ID:            d/31030353
Alias:         record_from_nersc
Title:         First record created at NERSC using DataFed CLI
Tags:          (none)
Data Size:     37.0 B
Data Repo ID:  repo/cades-cnms
Source:        nersc#dtn/global/u2/s/somnaths/nersc_data.txt
Extension:     (auto)
Owner:         somnaths
Creator:       somnaths
Created:       11/25/2020,08:04
Updated:       11/25/2020,08:05
Description:   Data and metadata created at NERSC

Note

All metadata associated with a data record lives in the central DataFed servers.
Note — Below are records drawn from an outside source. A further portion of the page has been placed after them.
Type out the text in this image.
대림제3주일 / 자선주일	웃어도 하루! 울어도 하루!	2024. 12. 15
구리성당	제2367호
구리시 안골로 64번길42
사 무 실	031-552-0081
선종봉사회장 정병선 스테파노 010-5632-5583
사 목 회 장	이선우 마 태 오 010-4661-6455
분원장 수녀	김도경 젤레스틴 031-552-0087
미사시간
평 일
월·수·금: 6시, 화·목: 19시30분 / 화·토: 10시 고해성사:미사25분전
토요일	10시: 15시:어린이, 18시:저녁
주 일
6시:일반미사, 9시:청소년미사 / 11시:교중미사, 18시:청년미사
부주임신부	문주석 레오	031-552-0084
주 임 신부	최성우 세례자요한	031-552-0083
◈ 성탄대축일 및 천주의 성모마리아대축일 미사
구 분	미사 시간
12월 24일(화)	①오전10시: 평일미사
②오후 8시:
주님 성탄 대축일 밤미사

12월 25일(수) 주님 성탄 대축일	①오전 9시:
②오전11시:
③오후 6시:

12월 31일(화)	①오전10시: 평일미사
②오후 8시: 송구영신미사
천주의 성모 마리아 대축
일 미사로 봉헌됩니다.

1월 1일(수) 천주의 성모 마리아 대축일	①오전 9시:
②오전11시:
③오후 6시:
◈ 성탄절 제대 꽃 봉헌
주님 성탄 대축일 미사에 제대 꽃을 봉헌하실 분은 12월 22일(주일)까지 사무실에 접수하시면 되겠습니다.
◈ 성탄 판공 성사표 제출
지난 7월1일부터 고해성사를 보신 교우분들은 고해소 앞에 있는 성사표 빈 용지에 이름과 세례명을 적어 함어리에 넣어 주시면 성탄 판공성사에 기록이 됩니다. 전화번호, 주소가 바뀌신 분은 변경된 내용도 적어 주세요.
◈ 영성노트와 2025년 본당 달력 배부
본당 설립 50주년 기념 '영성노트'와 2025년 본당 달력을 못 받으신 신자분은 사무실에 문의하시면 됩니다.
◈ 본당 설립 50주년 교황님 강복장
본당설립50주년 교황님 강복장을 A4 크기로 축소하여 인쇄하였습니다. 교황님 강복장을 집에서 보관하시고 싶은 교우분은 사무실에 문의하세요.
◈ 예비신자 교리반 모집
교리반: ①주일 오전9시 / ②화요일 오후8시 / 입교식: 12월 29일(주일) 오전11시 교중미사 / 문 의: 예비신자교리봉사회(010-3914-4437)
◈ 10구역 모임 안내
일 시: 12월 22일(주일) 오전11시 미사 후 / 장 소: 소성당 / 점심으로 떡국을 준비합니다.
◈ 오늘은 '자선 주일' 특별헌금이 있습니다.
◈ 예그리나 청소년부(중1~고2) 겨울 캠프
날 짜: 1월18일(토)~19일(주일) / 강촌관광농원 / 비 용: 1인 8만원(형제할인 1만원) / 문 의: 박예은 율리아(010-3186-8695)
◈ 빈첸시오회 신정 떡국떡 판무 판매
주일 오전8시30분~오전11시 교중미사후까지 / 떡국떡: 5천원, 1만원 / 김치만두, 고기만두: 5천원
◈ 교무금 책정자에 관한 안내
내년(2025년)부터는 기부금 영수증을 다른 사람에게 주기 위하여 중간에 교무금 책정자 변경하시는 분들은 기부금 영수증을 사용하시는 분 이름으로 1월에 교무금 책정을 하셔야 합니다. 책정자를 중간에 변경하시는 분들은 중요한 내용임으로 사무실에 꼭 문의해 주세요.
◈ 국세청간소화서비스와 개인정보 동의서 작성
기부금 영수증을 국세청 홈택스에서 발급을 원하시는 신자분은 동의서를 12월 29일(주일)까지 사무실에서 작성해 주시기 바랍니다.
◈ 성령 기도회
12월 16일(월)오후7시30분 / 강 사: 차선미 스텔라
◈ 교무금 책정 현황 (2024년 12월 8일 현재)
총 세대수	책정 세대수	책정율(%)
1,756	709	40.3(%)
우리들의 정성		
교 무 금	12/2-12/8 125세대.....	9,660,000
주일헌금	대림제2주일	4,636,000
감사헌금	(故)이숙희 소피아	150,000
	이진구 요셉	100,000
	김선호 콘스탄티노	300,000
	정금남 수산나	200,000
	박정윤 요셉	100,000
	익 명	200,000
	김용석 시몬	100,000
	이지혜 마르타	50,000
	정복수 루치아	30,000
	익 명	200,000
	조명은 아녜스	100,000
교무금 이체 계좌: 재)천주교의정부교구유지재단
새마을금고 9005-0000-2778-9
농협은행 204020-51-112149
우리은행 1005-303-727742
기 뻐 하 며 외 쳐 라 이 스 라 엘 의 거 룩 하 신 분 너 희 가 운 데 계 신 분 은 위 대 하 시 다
However, the raw data associated with records lives in DataFed managed repositories, which could be geographically distributed.
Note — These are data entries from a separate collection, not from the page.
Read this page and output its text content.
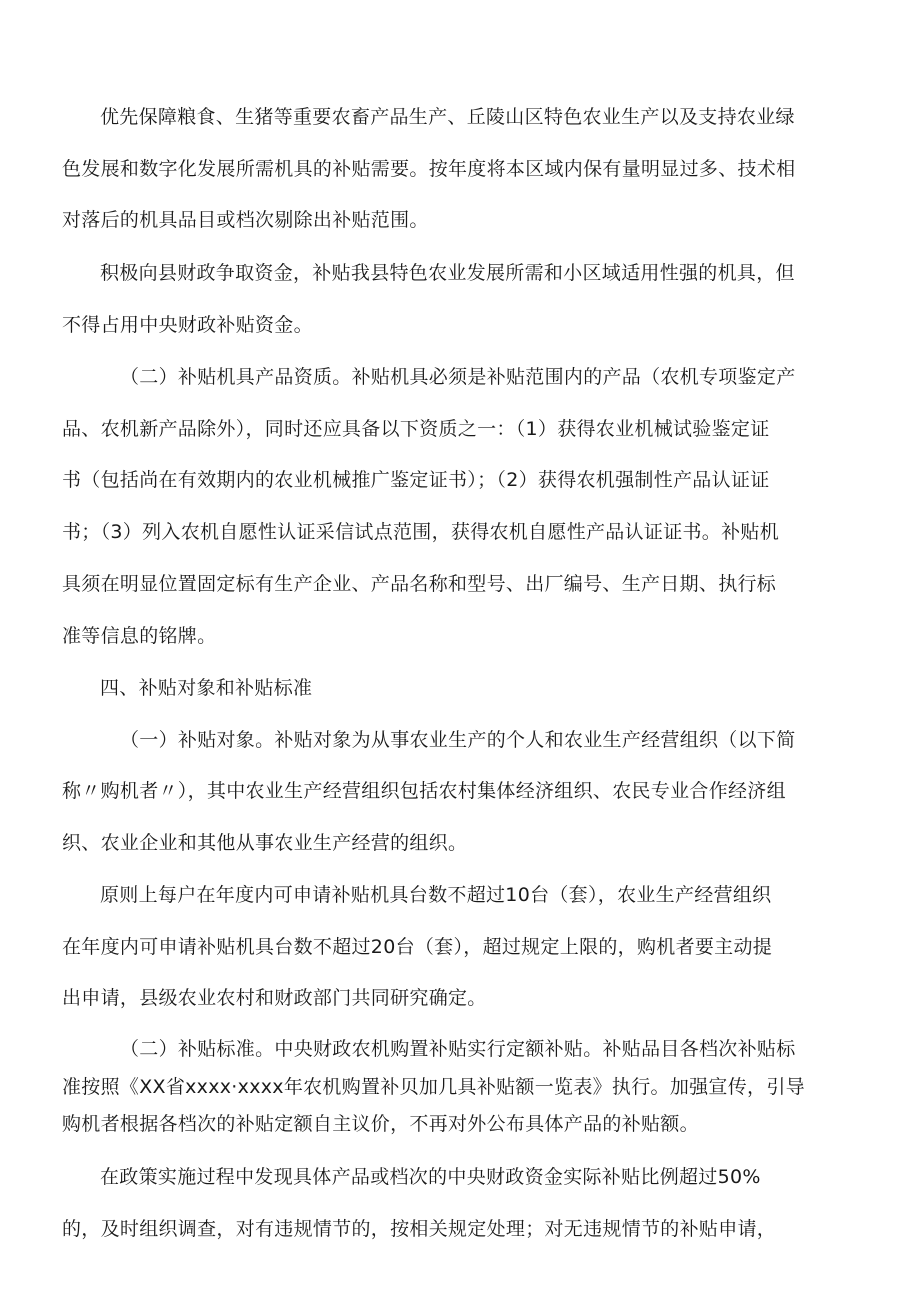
优先保障粮食、生猪等重要农畜产品生产、丘陵山区特色农业生产以及支持农业绿
色发展和数字化发展所需机具的补贴需要。按年度将本区域内保有量明显过多、技术相
对落后的机具品目或档次剔除出补贴范围。
积极向县财政争取资金，补贴我县特色农业发展所需和小区域适用性强的机具，但
不得占用中央财政补贴资金。
（二）补贴机具产品资质。补贴机具必须是补贴范围内的产品（农机专项鉴定产
品、农机新产品除外），同时还应具备以下资质之一：（1）获得农业机械试验鉴定证
书（包括尚在有效期内的农业机械推广鉴定证书）；（2）获得农机强制性产品认证证
书；（3）列入农机自愿性认证采信试点范围，获得农机自愿性产品认证证书。补贴机
具须在明显位置固定标有生产企业、产品名称和型号、出厂编号、生产日期、执行标
准等信息的铭牌。
四、补贴对象和补贴标准
（一）补贴对象。补贴对象为从事农业生产的个人和农业生产经营组织（以下简
称〃购机者〃），其中农业生产经营组织包括农村集体经济组织、农民专业合作经济组
织、农业企业和其他从事农业生产经营的组织。
原则上每户在年度内可申请补贴机具台数不超过10台（套），农业生产经营组织
在年度内可申请补贴机具台数不超过20台（套），超过规定上限的，购机者要主动提
出申请，县级农业农村和财政部门共同研究确定。
（二）补贴标准。中央财政农机购置补贴实行定额补贴。补贴品目各档次补贴标
准按照《XX省xxxx·xxxx年农机购置补贝加几具补贴额一览表》执行。加强宣传，引导
购机者根据各档次的补贴定额自主议价，不再对外公布具体产品的补贴额。
在政策实施过程中发现具体产品或档次的中央财政资金实际补贴比例超过50%
的，及时组织调查，对有违规情节的，按相关规定处理；对无违规情节的补贴申请，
Now, we will demonstrate how one could download the data associated with a data record.

Viewing Data Records

For the purposes of this demonstration, we will be using data that was created elsewhere as the data view command shows:

root> data view d/10314975

ID:            d/10314975
Alias:         cln_b_1_beline_0001
Title:         CLN_B_1_BEline_0001
Tags:          (none)
Data Size:     25.7 MB
Data Repo ID:  repo/cades-cnms
Source:        57230a10-7ba2-11e7-8c3b-22000b9923ef/Nanophase/CLN_B_1_BEline_0001.h5
Extension:     (auto)
Owner:         somnaths
Creator:       somnaths
Created:       11/01/2019,19:54
Updated:       11/15/2019,20:31
Description:   (none)

Downloading Raw Data

Note

Before attempting to upload raw data, ensure that the Globus endpoint associated with the machine where you use DataFed is active.

We list the contents of the local directory using the shell ls command to show that the file we want to download / get doesn’t already exist:

root> exit # returning to bash now
$ ls -hlt
total 28M
-rw-rw---- 1 somnaths somnaths   40 Nov 25 07:58 nersc_md.json
-rw-r--r-- 1 somnaths somnaths 400K Nov  3 13:36 Translation_compiled.html
-rw-r--r-- 1 somnaths somnaths 1.9M Nov  3 13:30 image_02.mat
-rw-rw---- 1 somnaths somnaths   37 Nov  3 11:41 nersc_data.txt

We can download the data associated with a data record using the data get command as shown below:

$ datafed
Welcome to DataFed CLI, version 1.1.0:0
Authenticated as u/somnaths
Use 'exit' command or Ctrl-C to exit shell.

root> data get \
  --wait \ # optional - wait for Globus transfer to complete
  d/10314975 \ # ID of data record
  . # Where to put it in local file system

root> exit

> ls -hlt
total 28M
-rw-r--r-- 1 somnaths somnaths  26M Nov 25 08:08 10314975.h5
-rw-rw---- 1 somnaths somnaths   40 Nov 25 07:58 nersc_md.json
-rw-r--r-- 1 somnaths somnaths 400K Nov  3 13:36 Translation_compiled.html
-rw-r--r-- 1 somnaths somnaths 1.9M Nov  3 13:30 image_02.mat
-rw-rw---- 1 somnaths somnaths   37 Nov  3 11:41 nersc_data.txt

As the listing of the local directory shows, we got the 10314975.h5 file from the data get command.

Comments

Note

Users are recommended to perform data orchestration (especially large data movement - upload / download) operations outside the scope of heavy / parallel computation operations in order to avoid wasting precious wall time on compute clusters.